Moxyland - Lauren Beukes [21]
'It's a serious offence, Toby.'
'Worse than the tamper job you just did on this little guy?'
'Oh, please. That's the equivalent of stealing stationery. Aiding and abetting a hack job on corporate property? That's a whole other category. That's goodbye plush apartment and cushy job. Firing offence, no written warning required.' I have to feed him the lines, cover up the snap of excitement. It's like finding the wall blocking your way in a dead-end alley is only made of cardboard, that you can push right through it. I know exactly how to use this.
'You could have just come out with "no",' says Toby, pulling his shirt over his head. It clings to the damp on his back, so he is all elbows tangled in rumpled cotton.
I yank the tee down to his chin, so he can see me, see how serious I am. His lanky arms are still caught in it, sticking stiffly above his head, like he's being robbed.
'I didn't say I wouldn't do it, Toby. I just want you to appreciate the risk I'm taking on your behalf.'
'Okay. Got it. Muchos graçias, scary intense girl. Can I have my t-shirt back?'
I step back so he can finish getting dressed.
'And speaking of dangerous favours…' I rummage in my suitcase for his present and toss it to him. He stashes the phone just in time, as the door cracks open.

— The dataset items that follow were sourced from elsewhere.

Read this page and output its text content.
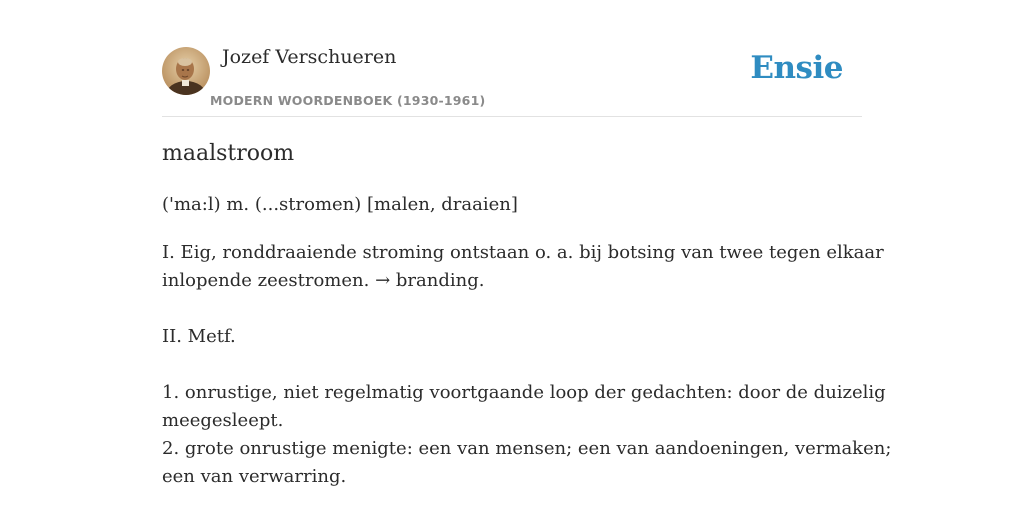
Jozef Verschueren
MODERN WOORDENBOEK (1930-1961)
Ensie
maalstroom
('ma:l) m. (...stromen) [malen, draaien]

I. Eig, ronddraaiende stroming ontstaan o. a. bij botsing van twee tegen elkaar

inlopende zeestromen. → branding.

II. Metf.

1. onrustige, niet regelmatig voortgaande loop der gedachten: door de duizelig

meegesleept.

2. grote onrustige menigte: een van mensen; een van aandoeningen, vermaken;

een van verwarring.
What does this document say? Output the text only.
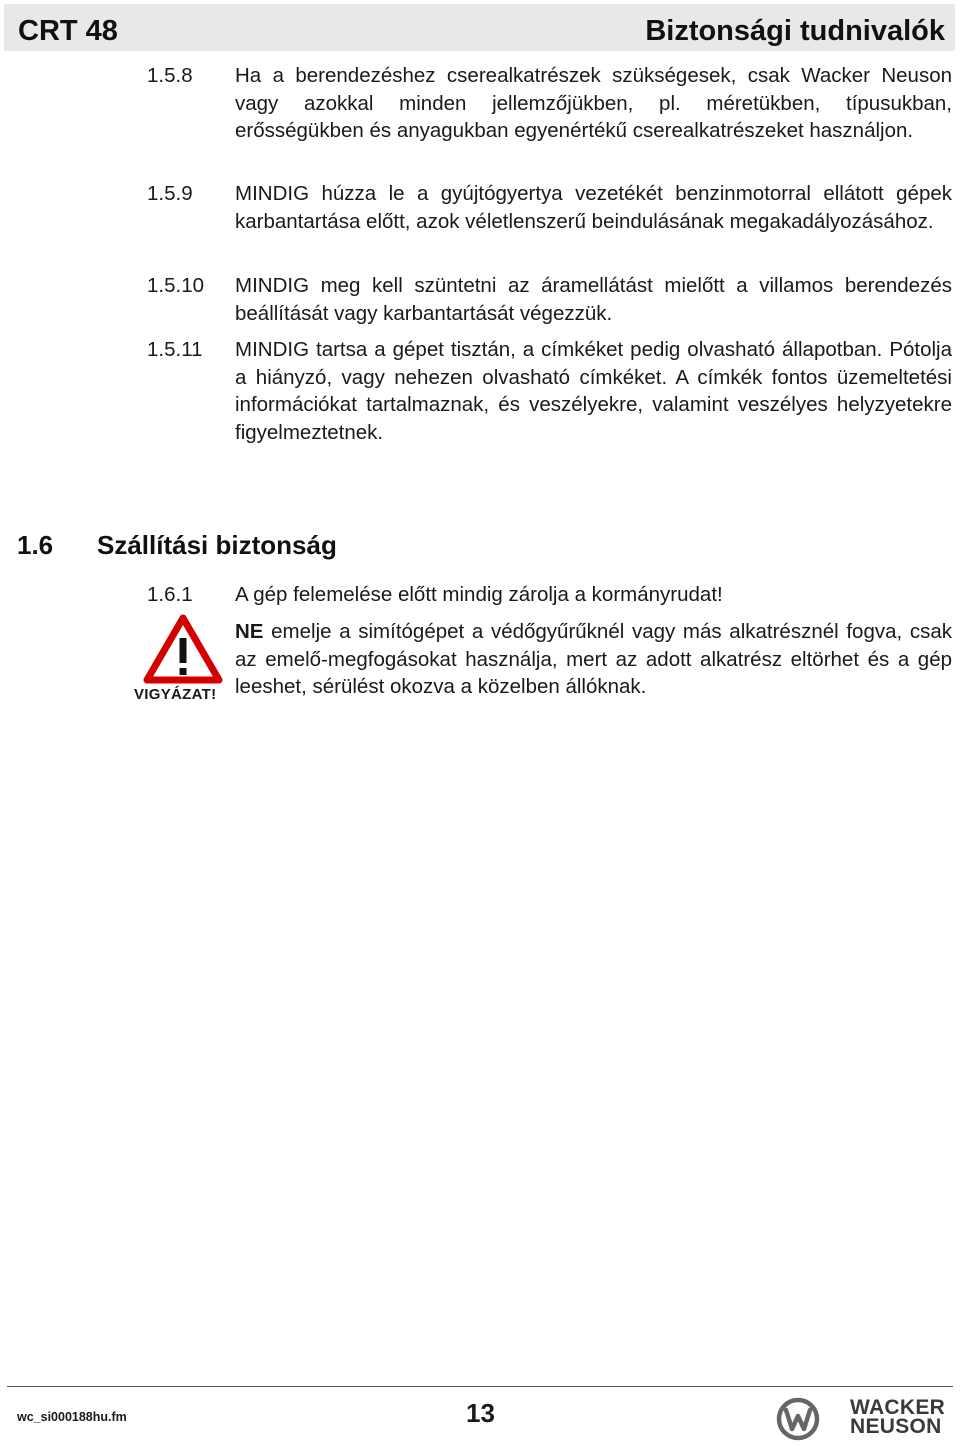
CRT 48	Biztonsági tudnivalók
1.5.8	Ha a berendezéshez cserealkatrészek szükségesek, csak Wacker Neuson vagy azokkal minden jellemzőjükben, pl. méretükben, típusukban, erősségükben és anyagukban egyenértékű cserealkatrészeket használjon.
1.5.9	MINDIG húzza le a gyújtógyertya vezetékét benzinmotorral ellátott gépek karbantartása előtt, azok véletlenszerű beindulásának megakadályozásához.
1.5.10	MINDIG meg kell szüntetni az áramellátást mielőtt a villamos berendezés beállítását vagy karbantartását végezzük.
1.5.11	MINDIG tartsa a gépet tisztán, a címkéket pedig olvasható állapotban. Pótolja a hiányzó, vagy nehezen olvasható címkéket. A címkék fontos üzemeltetési információkat tartalmaznak, és veszélyekre, valamint veszélyes helyzyetekre figyelmeztetnek.
1.6 Szállítási biztonság
1.6.1	A gép felemelése előtt mindig zárolja a kormányrudat!
VIGYÁZAT!
NE emelje a simítógépet a védőgyűrűknél vagy más alkatrésznél fogva, csak az emelő-megfogásokat használja, mert az adott alkatrész eltörhet és a gép leeshet, sérülést okozva a közelben állóknak.
wc_si000188hu.fm	13	WACKER
NEUSON
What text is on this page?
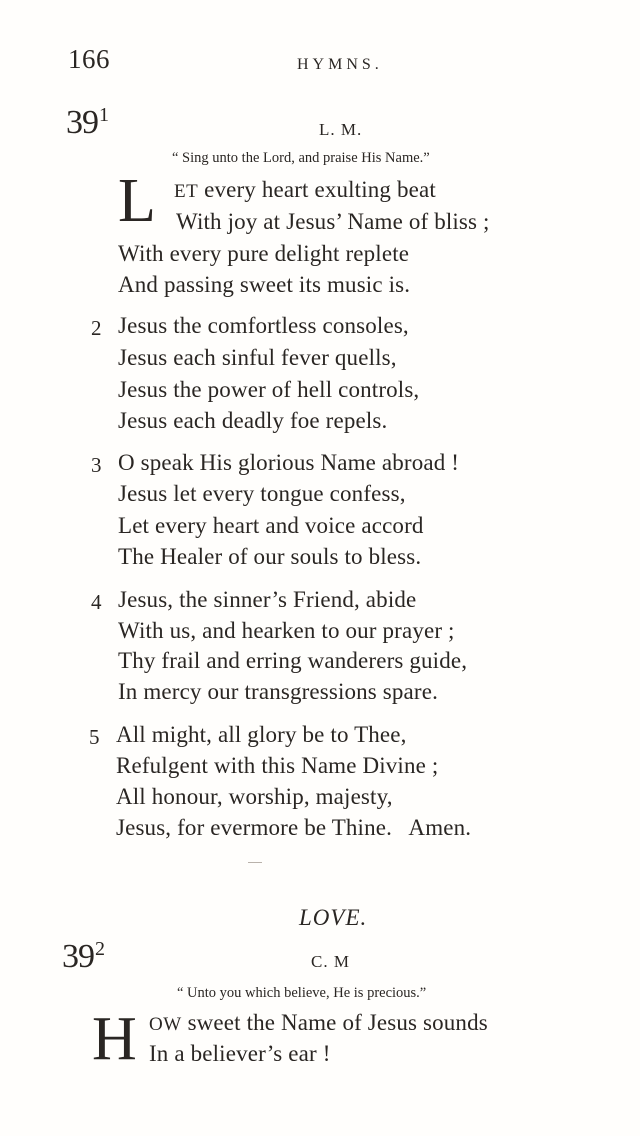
166	HYMNS.
$39^1$
L. M.
“ Sing unto the Lord, and praise His Name.”
L ET every heart exulting beat
With joy at Jesus’ Name of bliss ;
With every pure delight replete
And passing sweet its music is.
2 Jesus the comfortless consoles,
Jesus each sinful fever quells,
Jesus the power of hell controls,
Jesus each deadly foe repels.
3 O speak His glorious Name abroad !
Jesus let every tongue confess,
Let every heart and voice accord
The Healer of our souls to bless.
4 Jesus, the sinner’s Friend, abide
With us, and hearken to our prayer ;
Thy frail and erring wanderers guide,
In mercy our transgressions spare.
5 All might, all glory be to Thee,
Refulgent with this Name Divine ;
All honour, worship, majesty,
Jesus, for evermore be Thine.   Amen.
LOVE.
$39^2$
C. M
“ Unto you which believe, He is precious.”
H OW sweet the Name of Jesus sounds
In a believer’s ear !
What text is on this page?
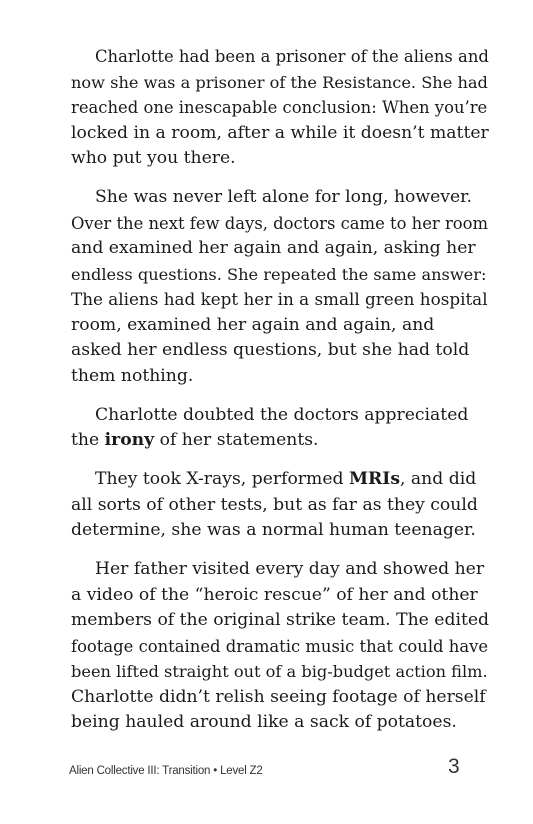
Charlotte had been a prisoner of the aliens and
now she was a prisoner of the Resistance. She had
reached one inescapable conclusion: When you’re
locked in a room, after a while it doesn’t matter
who put you there.

She was never left alone for long, however.
Over the next few days, doctors came to her room
and examined her again and again, asking her
endless questions. She repeated the same answer:
The aliens had kept her in a small green hospital
room, examined her again and again, and
asked her endless questions, but she had told
them nothing.

Charlotte doubted the doctors appreciated
the irony of her statements.

They took X-rays, performed MRIs, and did
all sorts of other tests, but as far as they could
determine, she was a normal human teenager.

Her father visited every day and showed her
a video of the “heroic rescue” of her and other
members of the original strike team. The edited
footage contained dramatic music that could have
been lifted straight out of a big-budget action film.
Charlotte didn’t relish seeing footage of herself
being hauled around like a sack of potatoes.

Alien Collective III: Transition • Level Z2	3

'Uh-oh,' Toby stage-whispers, 'evil housemate alert.'
Jane pokes her head in, bearing gifts. 'Oh, hey, your food is here. What are you guys doing?'
'Fucking,' Toby says brightly. 'You wanna join us?'
Kendra
As soon as I step out into Long Street and the warm sheet of rain that soaks through my clothes, I realise I can't face going back to the loft right now. Not because of the gaping holes in the walls where the builders have knocked through the kitchen, or the dust that the absorbent tarps are supposed to sponge up right out of the air, but because it's too weighed down with memories.
The way your brain works it's always rewiring itself; the layers of association tangled up with different people and places recontextualised by new experiences. You can map out a whole city according to the weight of memory, like pins on the homicide board tracking the killer's movements. But the connections get thicker and denser and more complicated all the time.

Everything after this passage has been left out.